If it does prove causal, the researchers’ ultimate goal is to get this bacterial strain back into all of our babies’ guts. And they think the only way to do that is to use supplements at birth. But before that happens, more research is needed to understand what exactly constitutes a healthy microbiome: Which strains of bacteria should be in our guts and at what times?

We need more research, more questions, and of course, more poop.

But for now, how can you keep your microbiome (and your infant’s) healthy? Research is beginning to show that as babies develop their microbiomes, three big factors influence which bacteria grow: How often a baby gets antibiotics, if they are breastfed, and whether they were delivered via cesarean section or through natural birth.
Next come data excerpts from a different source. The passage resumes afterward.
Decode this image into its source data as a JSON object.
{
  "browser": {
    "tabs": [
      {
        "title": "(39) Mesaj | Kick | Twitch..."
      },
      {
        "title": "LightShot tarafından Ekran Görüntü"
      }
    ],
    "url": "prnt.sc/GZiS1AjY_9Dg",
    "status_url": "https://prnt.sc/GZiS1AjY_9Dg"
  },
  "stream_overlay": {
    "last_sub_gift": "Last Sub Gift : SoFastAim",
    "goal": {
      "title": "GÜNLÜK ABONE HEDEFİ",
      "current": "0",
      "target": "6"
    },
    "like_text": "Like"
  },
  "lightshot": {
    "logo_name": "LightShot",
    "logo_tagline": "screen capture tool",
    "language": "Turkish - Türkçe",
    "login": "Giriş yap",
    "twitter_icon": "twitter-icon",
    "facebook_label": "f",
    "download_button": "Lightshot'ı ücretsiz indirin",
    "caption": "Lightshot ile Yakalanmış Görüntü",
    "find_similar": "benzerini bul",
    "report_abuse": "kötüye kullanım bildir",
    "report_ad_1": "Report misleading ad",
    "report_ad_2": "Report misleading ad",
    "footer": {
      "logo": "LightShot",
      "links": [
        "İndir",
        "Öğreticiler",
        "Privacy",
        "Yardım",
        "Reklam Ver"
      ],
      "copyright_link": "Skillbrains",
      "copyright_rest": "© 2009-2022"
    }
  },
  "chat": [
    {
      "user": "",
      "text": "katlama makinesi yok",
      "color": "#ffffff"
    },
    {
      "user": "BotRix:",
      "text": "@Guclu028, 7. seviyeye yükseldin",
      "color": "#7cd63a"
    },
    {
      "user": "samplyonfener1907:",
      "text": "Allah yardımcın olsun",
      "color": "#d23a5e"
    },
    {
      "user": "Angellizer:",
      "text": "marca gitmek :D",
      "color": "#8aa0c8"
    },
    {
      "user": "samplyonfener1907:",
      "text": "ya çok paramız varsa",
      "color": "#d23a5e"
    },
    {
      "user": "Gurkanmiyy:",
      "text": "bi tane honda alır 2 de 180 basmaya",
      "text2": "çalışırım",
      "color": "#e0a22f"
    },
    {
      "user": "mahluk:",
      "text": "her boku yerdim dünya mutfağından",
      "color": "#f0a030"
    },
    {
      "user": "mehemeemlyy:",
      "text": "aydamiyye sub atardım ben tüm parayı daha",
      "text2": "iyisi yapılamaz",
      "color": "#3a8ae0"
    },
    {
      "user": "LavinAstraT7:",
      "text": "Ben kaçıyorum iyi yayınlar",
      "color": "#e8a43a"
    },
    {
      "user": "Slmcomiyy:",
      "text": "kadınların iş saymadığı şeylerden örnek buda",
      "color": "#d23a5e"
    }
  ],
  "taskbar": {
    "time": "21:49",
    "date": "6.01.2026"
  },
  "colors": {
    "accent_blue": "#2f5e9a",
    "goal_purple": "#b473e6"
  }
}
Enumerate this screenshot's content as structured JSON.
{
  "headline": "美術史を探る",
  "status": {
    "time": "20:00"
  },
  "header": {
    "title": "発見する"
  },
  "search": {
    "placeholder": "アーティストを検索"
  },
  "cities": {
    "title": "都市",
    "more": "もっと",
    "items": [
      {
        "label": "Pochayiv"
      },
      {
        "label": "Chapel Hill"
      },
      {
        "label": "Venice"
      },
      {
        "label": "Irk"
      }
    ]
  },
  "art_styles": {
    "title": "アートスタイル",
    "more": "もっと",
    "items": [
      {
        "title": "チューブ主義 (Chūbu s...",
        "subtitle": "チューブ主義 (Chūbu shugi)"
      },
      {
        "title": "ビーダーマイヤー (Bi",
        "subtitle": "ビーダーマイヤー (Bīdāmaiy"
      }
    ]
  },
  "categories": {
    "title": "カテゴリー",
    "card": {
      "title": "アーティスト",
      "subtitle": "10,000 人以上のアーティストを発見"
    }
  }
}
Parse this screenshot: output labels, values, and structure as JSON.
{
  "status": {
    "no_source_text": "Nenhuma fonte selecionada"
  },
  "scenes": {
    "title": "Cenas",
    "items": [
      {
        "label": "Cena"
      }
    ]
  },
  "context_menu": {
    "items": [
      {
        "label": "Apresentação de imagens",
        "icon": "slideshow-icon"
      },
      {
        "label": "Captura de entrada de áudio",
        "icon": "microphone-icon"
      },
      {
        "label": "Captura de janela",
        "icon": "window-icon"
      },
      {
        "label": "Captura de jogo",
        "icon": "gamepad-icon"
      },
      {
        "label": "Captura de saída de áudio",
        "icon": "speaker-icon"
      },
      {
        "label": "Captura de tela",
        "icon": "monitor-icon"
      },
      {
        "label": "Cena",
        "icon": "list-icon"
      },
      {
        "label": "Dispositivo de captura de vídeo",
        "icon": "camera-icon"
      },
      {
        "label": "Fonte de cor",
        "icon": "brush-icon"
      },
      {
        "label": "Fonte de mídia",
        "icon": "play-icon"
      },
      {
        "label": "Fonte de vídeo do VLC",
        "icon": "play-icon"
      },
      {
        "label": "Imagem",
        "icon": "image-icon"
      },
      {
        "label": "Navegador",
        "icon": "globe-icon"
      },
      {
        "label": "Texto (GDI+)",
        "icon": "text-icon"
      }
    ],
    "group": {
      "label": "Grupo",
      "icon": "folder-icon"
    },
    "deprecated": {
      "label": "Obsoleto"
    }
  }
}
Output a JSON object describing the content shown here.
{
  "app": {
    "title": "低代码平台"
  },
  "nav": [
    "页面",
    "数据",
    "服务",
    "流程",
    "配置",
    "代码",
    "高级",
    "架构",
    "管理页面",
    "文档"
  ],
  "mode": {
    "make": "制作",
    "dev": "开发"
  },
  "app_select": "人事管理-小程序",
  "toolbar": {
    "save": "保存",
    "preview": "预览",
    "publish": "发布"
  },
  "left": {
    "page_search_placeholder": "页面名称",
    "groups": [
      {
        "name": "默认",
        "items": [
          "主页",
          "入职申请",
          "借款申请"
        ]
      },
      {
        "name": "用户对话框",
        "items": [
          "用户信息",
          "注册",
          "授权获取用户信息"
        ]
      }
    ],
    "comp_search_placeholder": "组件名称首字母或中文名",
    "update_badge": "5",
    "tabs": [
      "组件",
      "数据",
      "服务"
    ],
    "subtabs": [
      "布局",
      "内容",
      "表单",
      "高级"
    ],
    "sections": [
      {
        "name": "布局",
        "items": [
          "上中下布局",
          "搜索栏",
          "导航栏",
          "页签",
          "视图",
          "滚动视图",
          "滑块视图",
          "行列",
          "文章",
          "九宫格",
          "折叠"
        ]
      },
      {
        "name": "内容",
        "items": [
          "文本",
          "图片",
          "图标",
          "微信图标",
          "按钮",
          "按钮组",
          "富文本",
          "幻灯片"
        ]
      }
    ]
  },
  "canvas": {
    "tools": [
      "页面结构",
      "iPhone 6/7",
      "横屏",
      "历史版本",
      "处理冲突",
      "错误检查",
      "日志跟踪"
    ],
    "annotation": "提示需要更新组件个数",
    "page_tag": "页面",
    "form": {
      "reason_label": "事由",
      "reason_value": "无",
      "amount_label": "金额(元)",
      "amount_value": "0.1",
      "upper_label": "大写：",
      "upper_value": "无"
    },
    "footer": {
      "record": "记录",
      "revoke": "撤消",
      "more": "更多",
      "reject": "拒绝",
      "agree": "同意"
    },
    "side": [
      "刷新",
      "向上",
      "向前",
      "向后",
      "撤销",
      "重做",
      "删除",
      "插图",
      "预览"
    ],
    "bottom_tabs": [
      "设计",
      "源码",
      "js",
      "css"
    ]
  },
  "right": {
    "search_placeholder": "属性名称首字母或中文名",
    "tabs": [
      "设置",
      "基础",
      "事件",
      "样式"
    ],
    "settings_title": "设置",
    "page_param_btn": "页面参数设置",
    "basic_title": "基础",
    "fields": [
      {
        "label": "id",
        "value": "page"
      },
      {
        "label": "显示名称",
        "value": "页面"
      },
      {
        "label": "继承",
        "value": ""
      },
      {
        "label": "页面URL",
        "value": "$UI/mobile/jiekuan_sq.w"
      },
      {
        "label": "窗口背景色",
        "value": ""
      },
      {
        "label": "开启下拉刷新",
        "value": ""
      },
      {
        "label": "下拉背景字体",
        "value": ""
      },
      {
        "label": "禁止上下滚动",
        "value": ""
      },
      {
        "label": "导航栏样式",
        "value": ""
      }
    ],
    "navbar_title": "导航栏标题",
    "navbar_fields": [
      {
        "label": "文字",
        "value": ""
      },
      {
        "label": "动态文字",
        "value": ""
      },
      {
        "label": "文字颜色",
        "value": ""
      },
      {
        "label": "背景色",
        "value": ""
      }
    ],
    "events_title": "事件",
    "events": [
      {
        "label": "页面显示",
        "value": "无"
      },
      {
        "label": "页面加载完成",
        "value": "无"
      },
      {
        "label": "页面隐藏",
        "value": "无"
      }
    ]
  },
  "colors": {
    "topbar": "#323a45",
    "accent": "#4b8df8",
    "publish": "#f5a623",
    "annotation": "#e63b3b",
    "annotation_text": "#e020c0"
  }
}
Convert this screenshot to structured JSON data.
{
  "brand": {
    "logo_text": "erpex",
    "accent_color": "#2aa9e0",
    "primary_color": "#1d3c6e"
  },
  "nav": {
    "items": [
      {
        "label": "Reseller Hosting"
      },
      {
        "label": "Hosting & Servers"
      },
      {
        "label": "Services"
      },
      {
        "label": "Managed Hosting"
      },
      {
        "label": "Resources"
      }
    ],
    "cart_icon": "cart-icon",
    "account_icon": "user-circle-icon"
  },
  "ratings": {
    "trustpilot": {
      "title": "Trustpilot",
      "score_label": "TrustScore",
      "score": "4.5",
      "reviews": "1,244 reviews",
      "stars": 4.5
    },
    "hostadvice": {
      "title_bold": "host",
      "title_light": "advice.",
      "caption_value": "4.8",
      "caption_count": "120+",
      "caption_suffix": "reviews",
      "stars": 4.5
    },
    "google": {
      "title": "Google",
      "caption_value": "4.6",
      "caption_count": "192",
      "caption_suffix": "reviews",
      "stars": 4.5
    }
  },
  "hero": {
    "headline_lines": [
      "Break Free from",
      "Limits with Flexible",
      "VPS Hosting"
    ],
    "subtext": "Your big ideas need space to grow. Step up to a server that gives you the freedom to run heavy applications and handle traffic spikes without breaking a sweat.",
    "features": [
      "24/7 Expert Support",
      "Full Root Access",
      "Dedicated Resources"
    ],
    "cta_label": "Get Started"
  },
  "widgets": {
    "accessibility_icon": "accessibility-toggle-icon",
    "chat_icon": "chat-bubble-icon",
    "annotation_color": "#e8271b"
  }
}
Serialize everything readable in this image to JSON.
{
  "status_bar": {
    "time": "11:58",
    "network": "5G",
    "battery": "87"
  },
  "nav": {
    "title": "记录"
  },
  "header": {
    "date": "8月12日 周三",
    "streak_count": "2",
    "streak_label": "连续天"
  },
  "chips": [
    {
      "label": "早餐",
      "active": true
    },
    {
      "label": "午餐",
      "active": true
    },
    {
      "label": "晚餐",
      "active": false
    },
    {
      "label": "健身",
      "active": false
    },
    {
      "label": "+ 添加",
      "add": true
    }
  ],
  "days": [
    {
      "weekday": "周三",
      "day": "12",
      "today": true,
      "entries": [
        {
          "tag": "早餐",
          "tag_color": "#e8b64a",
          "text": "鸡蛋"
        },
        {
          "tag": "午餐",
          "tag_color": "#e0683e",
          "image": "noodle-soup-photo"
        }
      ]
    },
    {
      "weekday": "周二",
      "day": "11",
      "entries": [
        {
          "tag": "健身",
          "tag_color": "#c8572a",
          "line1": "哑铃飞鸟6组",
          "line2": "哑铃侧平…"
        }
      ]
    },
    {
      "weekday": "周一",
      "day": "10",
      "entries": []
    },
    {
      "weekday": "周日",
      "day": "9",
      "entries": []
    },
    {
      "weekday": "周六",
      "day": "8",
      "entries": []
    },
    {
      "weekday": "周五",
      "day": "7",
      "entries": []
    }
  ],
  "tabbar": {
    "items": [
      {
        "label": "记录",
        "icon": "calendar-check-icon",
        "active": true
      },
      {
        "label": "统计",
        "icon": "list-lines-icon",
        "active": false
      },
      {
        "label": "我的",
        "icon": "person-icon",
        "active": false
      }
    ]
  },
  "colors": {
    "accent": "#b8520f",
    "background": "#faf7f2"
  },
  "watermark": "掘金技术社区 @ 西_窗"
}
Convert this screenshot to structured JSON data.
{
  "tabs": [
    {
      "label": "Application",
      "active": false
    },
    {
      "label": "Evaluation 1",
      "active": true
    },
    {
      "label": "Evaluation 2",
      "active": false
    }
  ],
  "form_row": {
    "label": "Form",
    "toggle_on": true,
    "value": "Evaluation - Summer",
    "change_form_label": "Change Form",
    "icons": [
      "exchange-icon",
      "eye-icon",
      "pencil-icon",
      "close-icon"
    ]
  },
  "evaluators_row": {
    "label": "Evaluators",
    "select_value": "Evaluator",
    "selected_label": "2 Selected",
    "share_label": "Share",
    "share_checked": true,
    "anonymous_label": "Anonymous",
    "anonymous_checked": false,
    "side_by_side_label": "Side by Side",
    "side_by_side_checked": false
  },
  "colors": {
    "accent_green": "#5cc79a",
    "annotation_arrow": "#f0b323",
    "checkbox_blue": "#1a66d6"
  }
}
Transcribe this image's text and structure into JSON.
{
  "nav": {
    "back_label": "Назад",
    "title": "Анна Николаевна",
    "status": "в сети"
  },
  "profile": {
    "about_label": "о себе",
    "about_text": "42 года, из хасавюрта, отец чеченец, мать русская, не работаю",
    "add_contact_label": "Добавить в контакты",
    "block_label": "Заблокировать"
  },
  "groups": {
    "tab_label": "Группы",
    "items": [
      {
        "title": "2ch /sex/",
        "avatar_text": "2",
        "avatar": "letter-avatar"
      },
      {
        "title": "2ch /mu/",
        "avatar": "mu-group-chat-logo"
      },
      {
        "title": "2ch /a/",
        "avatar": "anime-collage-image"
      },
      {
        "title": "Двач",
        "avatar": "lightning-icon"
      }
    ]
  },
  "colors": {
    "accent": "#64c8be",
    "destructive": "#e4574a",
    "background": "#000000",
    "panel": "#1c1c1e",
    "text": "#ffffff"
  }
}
All of these things can influence a developing microbiome, though it is still unclear by what degree and whether one is more influential than the other.

Doctors and new moms can try to help nurture a healthy microbiome in their youngins by limiting the use of antibiotics and cesarean sections when possible. Breastfeeding might help, too, but this isn’t always possible or practical. Studies like this—that help us understand what a healthy microbiome is and what conditions foster one—might eventually enable us to help those infants who require antibiotics early in life or whose mothers aren’t able to breastfeed.

As for us adults, eating a healthy diet full of fiber is essential. Our microbes love themselves some roughage.

This article has been updated to reflect the fact that the pH scale ranges from 0 to 14, not 0 to 10. We regret the error.